Did you know bees can smell bombs? Or that it could soon be possible to fly from the US to Japan in 30 minutes? Would you like to know exactly how your Kindle works? How could a tree be related to a laptop? Did you know there is a handshake invented to combat Swine Flu? And is SMS more popular in Asia due to people having thinner fingers? Would you like to know how to build a well without going down a hole?
Sanjeev Sharma, a New York-based consultant and US citizen who moved from India in the 90′s, gives insights into all these questions in his book, 5 Core Methods of Innovation.
The book is a real treasure trove of facts, absolutely soaked in a Who’s Who of everyone in the world of innovation from Thomas Edison to Amazon to Steve Jobs, and outlines how they made it happen in a bitesize format, with examples of their best work, which is a great potted history for any reader, as we discover their business and design techniques that made their products and services household names. Also, we get a great case study of many dot.coms that made it big.

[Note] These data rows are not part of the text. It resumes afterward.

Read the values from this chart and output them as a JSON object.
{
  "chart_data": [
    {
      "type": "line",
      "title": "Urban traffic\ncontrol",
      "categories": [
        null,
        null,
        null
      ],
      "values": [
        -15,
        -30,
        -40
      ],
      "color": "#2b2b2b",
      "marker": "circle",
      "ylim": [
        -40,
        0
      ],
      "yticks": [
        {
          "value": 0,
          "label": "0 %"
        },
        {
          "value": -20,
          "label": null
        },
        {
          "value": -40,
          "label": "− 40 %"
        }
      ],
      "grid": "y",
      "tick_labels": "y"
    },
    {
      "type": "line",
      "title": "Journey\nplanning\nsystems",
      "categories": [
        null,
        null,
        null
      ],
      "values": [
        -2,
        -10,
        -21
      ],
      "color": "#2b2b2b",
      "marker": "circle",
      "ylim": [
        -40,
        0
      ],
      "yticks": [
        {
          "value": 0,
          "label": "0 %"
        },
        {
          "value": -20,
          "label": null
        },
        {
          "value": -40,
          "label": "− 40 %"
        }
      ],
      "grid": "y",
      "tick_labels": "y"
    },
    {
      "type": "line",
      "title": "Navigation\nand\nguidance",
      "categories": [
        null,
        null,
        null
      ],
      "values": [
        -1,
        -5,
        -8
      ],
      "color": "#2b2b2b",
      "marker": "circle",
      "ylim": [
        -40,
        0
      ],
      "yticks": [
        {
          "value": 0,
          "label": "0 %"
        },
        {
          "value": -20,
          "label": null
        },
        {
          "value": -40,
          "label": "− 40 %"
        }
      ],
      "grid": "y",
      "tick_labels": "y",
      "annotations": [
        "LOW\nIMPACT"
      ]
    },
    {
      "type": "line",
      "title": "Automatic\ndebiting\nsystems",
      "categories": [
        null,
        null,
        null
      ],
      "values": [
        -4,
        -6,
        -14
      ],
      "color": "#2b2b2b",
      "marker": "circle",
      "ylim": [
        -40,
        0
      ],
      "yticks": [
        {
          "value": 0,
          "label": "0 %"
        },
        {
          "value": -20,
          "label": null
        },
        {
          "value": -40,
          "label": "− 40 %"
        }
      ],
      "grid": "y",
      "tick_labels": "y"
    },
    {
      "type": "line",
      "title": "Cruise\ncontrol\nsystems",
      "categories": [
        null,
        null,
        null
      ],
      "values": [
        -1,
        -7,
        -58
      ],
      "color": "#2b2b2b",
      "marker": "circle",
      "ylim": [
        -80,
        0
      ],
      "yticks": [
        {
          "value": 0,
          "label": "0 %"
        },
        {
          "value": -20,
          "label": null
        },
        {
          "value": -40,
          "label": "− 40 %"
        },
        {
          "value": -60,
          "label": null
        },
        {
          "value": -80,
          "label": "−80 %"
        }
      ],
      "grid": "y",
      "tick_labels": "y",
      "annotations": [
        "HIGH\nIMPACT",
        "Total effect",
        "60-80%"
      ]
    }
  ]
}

A fantastic study piece, Sharma lays out the principles of innovation and their related disciplines, such as Addition Framework (adding a feature for innovation, such as the frame to the lenses for glasses, an eraser to the end of a pencil), Subtraction Framework (streamlining features or taking them away) Disruptive Innovation (such as what the product cannot do) as well as talking about ergonomics and efficiency, which are cornerstones of the innovation principle in degree level education, and, more importantly, the pen-to-paper application of these principles, which is vastly welcome in this type of book, and over more, rare. The writer has obviously come across this oversight in other academic texts and thoughtfully given his student readers a real guide to getting on with it ‘on the ground’. I wish I had read this when studying for my degree in design in London!
Another great point for this book is the questions laid out for design success, such as, “Is the product a status symbol to own now?” or “What is the existing usable life of the product?” Seem like obvious questions, but as an innovation student will know, not asking yourself this type of thing before you start the design process often ends in one of the millions of rubbish products with no purpose that ends up being scrapped or land up in dollar stores with a huge loss of capital.
There is also an erudite and interesting section on business methodology, describing techniques used by successful companies to innovate businesses, which covers matrix organization and Six Sigma in a way that anyone can understand, including links to any relevant websites and information outside of the book itself, along with a steady description of nearly every social networking tool and device we use in business and leisure today, as well as giving first-hand insights into some of the fascinating gadgets being used in India today, and “fun stuff” like how to store ice without a freezer, how to light a fire without a match and build a well using simple techniques really gives the reader some food for thought for application in the modern world.
I especially devoured the sections of financial concepts such as reverse mortgage and trading because they are concepts that have evaded me up until now. I found them easy to follow and backed up with evidential storytelling to make the ideas stick.
This book is written by someone highly knowledgeable in his field but it falls down on grammar and punctuation because it is clear the author is not first language English and has not had the book edited or proofread before publication, a problem for some of the heavier text, as well as the lack of consistent formatting for titles and sub-headings etc. The paperback version has been professionally edited and should be picked up by many academic libraries.
The photos could afford to be page size, as they do show fun ways to innovate, but are not very easy to see on a Kindle, but maybe this is down to delivery costs for the book: in which case I do not blame the author for keeping them small.
This book has, however, the potential to make it as part of tertiary education material as a solid introduction to innovation, and is also in my opinion, almost mandatory 101 reading for any company leader whose vision is to improve any part of their business model, with chapters on consumer psychology, culture and localization, vendor vs. consumer-centric models and profitability containing some real gems of knowledge that can be a great set of soundbites for any business related situation where knowing it all comes in handy.
I am glad I read this book and will be taking some of the knowledge forward in my everyday working life and also personal life in some areas. I feel enriched in many disciplines and able to apply the methods across the board. Recommended.